The nursing home nuns got their church plan, and so did other religiously affiliated organizations, such as schools and hospitals.

"Since 1982, according to the hospitals' Supreme Court petition, (the IRS) has sent over 500 letters granting ERISA exemptions to organizations as diverse as the Princeton Theological Seminary and the Little Sisters of the Poor, an order of nuns," The Atlantic reported.

Some of these exemptions led employees relying on pension benefits to ask the same question that once plagued IRS officials: What counts as a church?

"Advocate Health Care Network, the largest health care provided in Illinois, is a nonprofit corporation that operates 12 hospitals and more than 250 health care facilities. Its operations are in all significant respects identical to the operations of its nonprofit (and, to a great degree, for-profit) competitors," write lawyers for the employees in Advocate Health Care Network v. Stapleton. "Advocate is not a church."

These employees argue that a stricter definition of church and, therefore, a smaller number of companies eligible for the ERISA exemption would ensure that employers can't take advantage of the church plan option in order to save money.

The original thinking behind the church plan exemption was that a church "probably wasn't going to let its employees suffer," Stein said.

Advocate Health Care Network v. Stapleton combines three separate cases involving ERISA's church plan exemption. The first, with the same name as the Supreme Court case, was argued before the 7th Circuit Court of Appeals in September 2015. The second, Saint Peter's Healthcare System v. Kaplan, was argued before the 3rd Circuit Court of Appeals in October 2015. And the third, Dignity Health v. Rollins, was argued before the 9th Circuit Court of Appeals in February 2016.

The lower and appellate courts sided with the employees in all three cases, forcing the appeal to the Supreme Court to resolve disputes between the lower court judges and the IRS over the interpretation of the ERISA exemption for church plans.

Media coverage of Advocate Health Care Network v. Stapleton, as well as the three circuit court rulings that preceded Monday's oral arguments, has focused on semantics.

Pension experts, journalists and judges have asked whether the 1980 ERISA amendments addressed pensions maintained by organizations eligible for the church-plan exemption, or only those that were first established by a church.

"Although the cases involve eye-catching sums of money, they turn on a seemingly banal question of statutory interpretation: must a pension plan be both 'established and maintained' by a qualifying church-connected entity in order to claim the legal exemption or is the exemption available to plans merely 'maintained' by a qualifying entity?" Bloomberg BNA reported in December.

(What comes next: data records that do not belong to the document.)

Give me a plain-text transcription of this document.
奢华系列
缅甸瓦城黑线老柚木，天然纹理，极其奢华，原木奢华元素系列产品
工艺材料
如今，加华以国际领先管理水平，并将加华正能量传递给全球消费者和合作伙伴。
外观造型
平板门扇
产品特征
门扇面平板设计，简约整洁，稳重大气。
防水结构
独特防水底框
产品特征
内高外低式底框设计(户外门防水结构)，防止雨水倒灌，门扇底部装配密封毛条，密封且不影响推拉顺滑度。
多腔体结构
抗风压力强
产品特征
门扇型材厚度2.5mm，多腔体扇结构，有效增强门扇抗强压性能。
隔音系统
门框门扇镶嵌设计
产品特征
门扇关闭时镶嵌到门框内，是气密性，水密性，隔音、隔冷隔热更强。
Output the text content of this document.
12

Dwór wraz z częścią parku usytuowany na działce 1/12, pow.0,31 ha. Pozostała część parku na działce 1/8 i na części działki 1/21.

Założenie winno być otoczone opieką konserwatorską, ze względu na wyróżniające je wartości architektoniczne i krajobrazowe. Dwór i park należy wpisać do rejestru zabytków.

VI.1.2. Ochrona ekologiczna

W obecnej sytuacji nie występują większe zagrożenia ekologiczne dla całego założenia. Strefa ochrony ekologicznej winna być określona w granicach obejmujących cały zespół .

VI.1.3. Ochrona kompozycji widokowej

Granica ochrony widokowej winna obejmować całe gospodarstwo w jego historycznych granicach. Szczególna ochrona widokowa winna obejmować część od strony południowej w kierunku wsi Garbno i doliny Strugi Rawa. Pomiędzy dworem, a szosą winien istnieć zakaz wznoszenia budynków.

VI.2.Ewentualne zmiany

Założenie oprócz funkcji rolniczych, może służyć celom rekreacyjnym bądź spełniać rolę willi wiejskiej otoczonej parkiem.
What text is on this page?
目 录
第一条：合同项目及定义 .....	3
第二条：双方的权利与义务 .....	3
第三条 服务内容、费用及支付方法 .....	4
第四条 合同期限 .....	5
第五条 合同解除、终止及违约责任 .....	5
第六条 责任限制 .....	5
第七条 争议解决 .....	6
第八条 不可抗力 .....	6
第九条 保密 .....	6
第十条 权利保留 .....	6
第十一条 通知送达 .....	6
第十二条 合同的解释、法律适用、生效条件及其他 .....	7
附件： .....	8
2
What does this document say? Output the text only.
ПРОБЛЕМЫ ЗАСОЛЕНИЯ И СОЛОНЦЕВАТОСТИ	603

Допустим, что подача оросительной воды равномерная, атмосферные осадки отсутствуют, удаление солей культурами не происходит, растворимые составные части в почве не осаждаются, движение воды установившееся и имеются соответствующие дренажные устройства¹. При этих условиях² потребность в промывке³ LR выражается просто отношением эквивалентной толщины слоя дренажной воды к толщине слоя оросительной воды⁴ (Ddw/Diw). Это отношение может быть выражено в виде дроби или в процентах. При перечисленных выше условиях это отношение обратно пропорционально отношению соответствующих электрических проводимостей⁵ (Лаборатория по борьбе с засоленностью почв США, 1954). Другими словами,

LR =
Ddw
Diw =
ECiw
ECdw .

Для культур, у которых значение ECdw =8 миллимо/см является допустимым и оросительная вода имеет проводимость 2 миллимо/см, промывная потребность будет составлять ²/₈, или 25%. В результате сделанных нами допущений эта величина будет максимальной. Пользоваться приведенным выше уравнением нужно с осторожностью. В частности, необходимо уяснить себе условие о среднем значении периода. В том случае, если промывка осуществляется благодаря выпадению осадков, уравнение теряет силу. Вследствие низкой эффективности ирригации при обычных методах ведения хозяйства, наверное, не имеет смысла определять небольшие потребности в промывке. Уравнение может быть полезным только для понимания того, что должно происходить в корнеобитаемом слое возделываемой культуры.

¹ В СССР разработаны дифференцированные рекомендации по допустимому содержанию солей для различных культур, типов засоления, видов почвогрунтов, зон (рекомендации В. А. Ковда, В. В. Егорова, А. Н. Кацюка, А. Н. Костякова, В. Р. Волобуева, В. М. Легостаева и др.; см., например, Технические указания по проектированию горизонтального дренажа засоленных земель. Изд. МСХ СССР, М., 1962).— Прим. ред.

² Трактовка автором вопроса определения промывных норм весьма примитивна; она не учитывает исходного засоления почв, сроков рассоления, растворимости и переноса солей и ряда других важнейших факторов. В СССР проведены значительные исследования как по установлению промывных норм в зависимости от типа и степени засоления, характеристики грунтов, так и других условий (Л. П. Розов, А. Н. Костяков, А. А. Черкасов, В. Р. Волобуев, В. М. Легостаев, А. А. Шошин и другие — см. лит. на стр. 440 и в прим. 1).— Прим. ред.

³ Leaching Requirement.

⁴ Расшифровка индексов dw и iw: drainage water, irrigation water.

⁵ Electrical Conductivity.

However, as they revisit the details of the case, Supreme Court justices must acknowledge that their decision will also impact a broader discussion of the meaning of "church," Rassbach said.

"They need to be careful not to say churches are just buildings with doors that close during worship," he said, noting that doing so would hold consequences for other cases involving the freedom of worship and belief, such as those involving schools, charities and other organizations claiming protections under the Religious Freedom Restoration Act.

In its most narrow application, the Supreme Court ruling will affect around 30 pending lawsuits related to church pension plans, as well as the three health care systems being challenged in Advocate Health Care Network v. Stapleton. If the definition of "church plan" is tightened, many religiously affiliated schools, health care systems and other social service organizations will have to adjust their budgets and take a short-term financial hit in order to comply with ERISA.

Some legal experts have observed that the justices and other government officials may be able to moderate the fallout if the hospitals lose, because their pension plan decisions over the last few decades were based on official IRS letters. In other words, they might not have to make up the ERISA-related premiums missed over the years they had approved church plan exemptions.

"I think the IRS and, to the extent that it's relevant, the Department of Labor, will figure out ways to make this something that the hospitals can live with pretty easily," Stein said.

The Supreme Court will rule by June 30.